I'm glad you picked that out!
When we have two different descriptions of the same thing on different scales, they should "look like" each other when we change the scales. Take gravity, for example. Newton described gravity as a force that scales as 1/r^2. Einstein conceived gravity in a completely different way - as the curvature of spacetime - with a completely different set of equations. The mathematical language, differential geometry, is completely different. But when you look at general relativity in the so-called weak field limit - when gravity isn't all that strong, distances aren't big, speeds aren't high - then its equations actually reduce down to Newton's equations. It's quite lovely.
If QFT's virtual particles described what spacetime was
and how it acted, then you would well expect that when you considered how their governing equations acted on large scales, you would recover the equations of general relativity. No such thing happens. So clearly there is more to spacetime than the virtual particles, because they don't give you the right answer on large scales
When you say “we just don't know how spacetime gets quantized”, are you referring to the mechanism that causes virtual particles to appear in space?

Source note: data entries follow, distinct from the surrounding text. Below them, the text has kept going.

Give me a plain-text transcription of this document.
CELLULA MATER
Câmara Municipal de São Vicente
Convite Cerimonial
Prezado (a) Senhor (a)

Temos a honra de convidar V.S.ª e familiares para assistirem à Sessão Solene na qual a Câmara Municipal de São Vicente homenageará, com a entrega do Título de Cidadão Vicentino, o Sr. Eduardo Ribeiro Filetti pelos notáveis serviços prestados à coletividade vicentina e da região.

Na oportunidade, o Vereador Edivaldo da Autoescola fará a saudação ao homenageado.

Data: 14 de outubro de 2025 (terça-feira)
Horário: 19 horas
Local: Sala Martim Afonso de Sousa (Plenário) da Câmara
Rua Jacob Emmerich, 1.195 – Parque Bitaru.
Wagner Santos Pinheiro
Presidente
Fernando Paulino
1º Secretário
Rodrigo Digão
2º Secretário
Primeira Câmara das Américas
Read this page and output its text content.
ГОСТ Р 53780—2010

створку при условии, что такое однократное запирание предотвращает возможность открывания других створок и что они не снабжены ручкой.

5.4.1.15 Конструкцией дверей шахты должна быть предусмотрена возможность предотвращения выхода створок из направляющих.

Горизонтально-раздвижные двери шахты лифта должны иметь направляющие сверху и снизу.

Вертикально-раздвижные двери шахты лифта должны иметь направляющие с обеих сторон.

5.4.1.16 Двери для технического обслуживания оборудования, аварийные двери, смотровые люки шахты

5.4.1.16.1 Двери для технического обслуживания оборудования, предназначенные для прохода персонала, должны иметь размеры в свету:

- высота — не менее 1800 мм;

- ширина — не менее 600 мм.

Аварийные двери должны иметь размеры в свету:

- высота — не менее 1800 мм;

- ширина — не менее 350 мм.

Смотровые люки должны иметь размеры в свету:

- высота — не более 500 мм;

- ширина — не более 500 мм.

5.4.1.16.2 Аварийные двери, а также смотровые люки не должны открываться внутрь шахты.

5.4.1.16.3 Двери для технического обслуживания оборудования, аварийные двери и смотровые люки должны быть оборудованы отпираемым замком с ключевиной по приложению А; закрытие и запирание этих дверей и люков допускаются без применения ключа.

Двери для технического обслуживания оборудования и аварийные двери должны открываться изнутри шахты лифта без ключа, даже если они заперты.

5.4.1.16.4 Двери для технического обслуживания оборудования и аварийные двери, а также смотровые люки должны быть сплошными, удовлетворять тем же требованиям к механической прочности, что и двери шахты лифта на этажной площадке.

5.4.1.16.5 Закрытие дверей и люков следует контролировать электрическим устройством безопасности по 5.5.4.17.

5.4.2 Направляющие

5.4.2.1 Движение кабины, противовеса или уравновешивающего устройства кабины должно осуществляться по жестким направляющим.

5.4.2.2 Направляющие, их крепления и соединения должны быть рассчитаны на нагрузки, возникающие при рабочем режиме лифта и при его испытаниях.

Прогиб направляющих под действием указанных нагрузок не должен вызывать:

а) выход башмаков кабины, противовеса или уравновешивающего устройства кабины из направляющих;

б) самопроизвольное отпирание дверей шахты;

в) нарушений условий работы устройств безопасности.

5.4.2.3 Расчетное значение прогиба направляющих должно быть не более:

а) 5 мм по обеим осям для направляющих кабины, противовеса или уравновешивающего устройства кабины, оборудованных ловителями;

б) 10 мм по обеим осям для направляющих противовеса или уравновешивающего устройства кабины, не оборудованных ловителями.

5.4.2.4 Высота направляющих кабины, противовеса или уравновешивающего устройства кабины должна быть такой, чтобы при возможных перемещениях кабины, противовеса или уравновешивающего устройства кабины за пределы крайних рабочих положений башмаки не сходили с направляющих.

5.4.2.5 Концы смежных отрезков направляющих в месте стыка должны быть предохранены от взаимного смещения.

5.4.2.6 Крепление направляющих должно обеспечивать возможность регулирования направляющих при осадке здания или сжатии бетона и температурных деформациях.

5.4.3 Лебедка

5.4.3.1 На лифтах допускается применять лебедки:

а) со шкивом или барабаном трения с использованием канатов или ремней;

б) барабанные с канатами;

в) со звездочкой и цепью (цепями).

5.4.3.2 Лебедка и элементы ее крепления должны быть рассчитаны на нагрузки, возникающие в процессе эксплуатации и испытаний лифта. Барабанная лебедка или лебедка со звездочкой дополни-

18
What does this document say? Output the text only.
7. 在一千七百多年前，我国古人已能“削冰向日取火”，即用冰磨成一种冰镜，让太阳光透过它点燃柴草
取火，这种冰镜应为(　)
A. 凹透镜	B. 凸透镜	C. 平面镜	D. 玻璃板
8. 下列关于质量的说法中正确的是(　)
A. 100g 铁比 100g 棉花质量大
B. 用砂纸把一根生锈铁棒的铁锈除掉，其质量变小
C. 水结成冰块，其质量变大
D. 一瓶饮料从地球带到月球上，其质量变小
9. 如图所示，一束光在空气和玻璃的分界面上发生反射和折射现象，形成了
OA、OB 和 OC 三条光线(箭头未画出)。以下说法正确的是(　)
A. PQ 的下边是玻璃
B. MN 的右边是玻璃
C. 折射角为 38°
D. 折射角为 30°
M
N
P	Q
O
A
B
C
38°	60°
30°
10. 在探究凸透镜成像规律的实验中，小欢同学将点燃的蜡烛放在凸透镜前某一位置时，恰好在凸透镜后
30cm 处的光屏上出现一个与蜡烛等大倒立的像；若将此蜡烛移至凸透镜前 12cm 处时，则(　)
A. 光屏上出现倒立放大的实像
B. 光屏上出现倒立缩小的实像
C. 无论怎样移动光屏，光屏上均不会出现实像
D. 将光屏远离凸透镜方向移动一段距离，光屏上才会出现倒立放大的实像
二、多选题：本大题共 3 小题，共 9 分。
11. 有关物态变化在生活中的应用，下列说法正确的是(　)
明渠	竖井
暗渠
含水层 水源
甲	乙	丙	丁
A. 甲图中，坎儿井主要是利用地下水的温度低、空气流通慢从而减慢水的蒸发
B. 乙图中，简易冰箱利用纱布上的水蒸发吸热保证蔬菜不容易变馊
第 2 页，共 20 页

Not entirely. Forget about the virtual particles for a sec - those are somewhat tangential. What I'm talking about is how spacetime jives with quantum mechanics - how is spacetime subject to the uncertainty principle? Does it have to come in discreet chunks, like particles do? These are questions to which we don't know the answer.
I tend to think the discovery of gravity at the quantum level would change GR to a degree. Rather than gravity being the result of curved space, gravity would be considered a force like the other forces, with its own carrier particle. Do you see it that way?
Good post, ramparts. I'm hoping to learn more about QFT from you. Hope you don't charge a lot.
haha I charge not a thing, mostly because then I would be overcharging
Yes, GR might be changed in its interpretation. However, GR describes space at scales much larger than the quantum, so knowing what happens on quantum scales would leave GR unchanged except
in the regions (namely black holes and the big bang) where both theories are important.
However, you're definitely right in noting the tension between the two intepretations of gravity: as a force (with a carrier particle) and as the curvature of spacetime. Both are almost certainly true in some way, much like how particles can also be rightly seen as waves. It depends which view is more convenient for you. However, one of the big questions going into quantum gravity is how far down the spacetime picture holds - is it an effect of smaller processes that is only viable on large scales, or does this background actually exist at the most fundamental levels? The spacetime intepretation and its governing equations are unimaginably elegant, so it is difficult for me to conceive of it being just an illusion created by something entirely non-geometric on smaller scales. However, it's a possibility.
String theory, the most viable theory of quantum gravity we have, probably has an answer to these questions, but I don't know enough about the subject to say what that is. I will wait to learn the subject rather than peek at Wikipedia for the answer
If QED or QFT says that space is made up of virtual particles, how does that define spacetime as a thing? What does it say time is made from?
That's a good question. I think I was in error for saying it defines spacetime. I should have said space. The time question is another problem, but it is said that virtual particles are borrowed from the future, so what does that say about time on the quantum level?
In fact, I should have learned by now to qualify all unproven statements with “I believe...”! As in “I believe QFT/QED describes what space is.”
I will say this: don't separate time and space so easily. If there's one thing we learn from GR, it's that the two are fundamentally the same!